Question

Consider a 80.0-kg man standing on a spring scale in an elevator. Starting from rest, the elevator ascends, attaining its maximum speed of 1.36 m/s in 0.700 s. It travels with this constant speed for the next 5.00 s. The elevator then undergoes a uniform acceleration in the negative y direction for 1.70 s and comes to rest.

I can't seem to get the right answer on this one. Please help. Can someone show me the steps?

Answer 1

Before the elevator starts moving, Reading of the elevator will be only the weight of the man only, i.e.

F= mg= (80)(9.8)= 784 N

Now when elevator starts moving from rest to v=1.36 m/s in time 0.70s, then net acceleration of the elevator will be

a= (v-u)/t= (1.36-0)/0.70= 1.943 m/s²

Let Reading of the scale be "F" then we can write using balance of the force,

F-mg= ma.........................(1)

using all given values in above,

F= m(a+g)= 80.0(1.943+9.8)= 939.44N (ANS)

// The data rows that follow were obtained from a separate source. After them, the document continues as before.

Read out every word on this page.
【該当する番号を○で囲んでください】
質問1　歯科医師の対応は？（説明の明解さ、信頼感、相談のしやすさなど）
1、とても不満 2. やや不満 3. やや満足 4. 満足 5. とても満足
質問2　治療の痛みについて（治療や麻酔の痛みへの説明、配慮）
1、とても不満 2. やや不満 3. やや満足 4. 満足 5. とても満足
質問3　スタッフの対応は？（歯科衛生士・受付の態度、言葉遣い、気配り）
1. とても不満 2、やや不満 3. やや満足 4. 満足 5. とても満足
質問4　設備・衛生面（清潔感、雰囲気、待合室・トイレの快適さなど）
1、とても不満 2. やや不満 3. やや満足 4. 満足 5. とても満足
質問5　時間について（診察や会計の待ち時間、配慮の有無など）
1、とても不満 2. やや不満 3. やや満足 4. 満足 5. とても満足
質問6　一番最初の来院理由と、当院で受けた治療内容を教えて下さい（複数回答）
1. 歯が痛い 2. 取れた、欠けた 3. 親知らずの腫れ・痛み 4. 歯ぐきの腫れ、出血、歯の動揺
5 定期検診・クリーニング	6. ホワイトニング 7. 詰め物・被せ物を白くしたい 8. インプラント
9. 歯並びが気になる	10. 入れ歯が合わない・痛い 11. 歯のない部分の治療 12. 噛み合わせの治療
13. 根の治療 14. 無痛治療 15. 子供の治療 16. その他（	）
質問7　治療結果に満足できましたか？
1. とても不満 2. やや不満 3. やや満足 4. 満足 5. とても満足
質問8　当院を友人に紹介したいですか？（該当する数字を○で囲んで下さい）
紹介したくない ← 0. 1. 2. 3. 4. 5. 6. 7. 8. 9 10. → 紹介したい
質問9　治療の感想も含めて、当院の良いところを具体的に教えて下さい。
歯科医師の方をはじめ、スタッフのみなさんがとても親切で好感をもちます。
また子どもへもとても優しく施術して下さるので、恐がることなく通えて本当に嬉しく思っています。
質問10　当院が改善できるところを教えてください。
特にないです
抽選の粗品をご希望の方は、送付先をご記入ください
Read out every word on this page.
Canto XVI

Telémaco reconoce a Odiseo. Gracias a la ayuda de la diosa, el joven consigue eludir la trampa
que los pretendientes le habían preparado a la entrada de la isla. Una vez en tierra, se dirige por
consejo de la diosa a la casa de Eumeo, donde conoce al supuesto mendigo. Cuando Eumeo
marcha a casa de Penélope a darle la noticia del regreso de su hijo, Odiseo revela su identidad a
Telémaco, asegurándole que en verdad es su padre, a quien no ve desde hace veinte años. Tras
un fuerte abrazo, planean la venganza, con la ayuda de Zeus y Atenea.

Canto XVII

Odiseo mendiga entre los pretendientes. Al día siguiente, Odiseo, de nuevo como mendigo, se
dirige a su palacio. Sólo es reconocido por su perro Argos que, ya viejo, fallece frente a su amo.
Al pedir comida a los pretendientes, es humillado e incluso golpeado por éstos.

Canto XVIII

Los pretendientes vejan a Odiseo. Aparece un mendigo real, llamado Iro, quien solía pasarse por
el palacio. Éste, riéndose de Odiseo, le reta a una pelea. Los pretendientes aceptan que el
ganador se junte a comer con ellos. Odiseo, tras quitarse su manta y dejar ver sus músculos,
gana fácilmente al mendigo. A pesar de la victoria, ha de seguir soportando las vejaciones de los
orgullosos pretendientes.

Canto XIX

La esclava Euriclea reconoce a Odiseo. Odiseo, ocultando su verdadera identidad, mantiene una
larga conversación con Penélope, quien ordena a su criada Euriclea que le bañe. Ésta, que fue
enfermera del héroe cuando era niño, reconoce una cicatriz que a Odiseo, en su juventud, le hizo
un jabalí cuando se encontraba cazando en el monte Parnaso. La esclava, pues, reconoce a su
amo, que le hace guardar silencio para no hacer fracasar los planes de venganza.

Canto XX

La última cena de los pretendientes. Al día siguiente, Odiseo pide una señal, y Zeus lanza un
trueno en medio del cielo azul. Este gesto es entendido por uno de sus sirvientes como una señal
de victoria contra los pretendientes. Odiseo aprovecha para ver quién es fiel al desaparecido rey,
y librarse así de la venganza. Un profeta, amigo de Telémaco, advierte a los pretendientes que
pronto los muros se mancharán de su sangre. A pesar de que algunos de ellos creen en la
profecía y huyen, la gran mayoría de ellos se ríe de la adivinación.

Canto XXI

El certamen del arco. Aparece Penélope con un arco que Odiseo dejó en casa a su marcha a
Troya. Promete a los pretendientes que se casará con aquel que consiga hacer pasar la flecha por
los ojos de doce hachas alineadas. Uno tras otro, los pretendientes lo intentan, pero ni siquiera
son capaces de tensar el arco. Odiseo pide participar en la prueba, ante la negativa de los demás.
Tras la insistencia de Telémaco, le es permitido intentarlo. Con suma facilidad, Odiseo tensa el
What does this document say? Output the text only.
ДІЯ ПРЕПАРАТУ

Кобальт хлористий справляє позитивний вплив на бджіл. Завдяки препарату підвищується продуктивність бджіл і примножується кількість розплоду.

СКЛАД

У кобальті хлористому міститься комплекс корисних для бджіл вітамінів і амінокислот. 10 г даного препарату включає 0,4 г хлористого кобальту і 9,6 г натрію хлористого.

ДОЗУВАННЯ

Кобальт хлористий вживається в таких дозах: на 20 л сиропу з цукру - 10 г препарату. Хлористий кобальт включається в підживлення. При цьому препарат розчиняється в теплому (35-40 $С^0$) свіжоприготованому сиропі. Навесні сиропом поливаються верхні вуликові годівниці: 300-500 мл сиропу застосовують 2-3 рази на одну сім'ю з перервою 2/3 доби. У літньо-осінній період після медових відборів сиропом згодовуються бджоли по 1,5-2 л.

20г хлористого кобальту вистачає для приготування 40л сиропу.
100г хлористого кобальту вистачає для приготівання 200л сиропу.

Now in the constant velocity phase, acceleration of elevator will be 0. Then using equation 1, we'll get reading on the scale as

F-mg= 0

F= mg= (80.0)(9.8)= 784N (ANS)

Now when the acceleration is in negative direction until it comes to rest for time t= 1.70s, then acceleration will be

a'= (0-v)/t'= (0-1.36)/ 1.70= -0.8m/s²

Then using equation 1, reading on the scale will be

  F'-mg= ma'

   F'= m(g+a')= 80.0(9.8+(-0.8))= 720 N (ANS)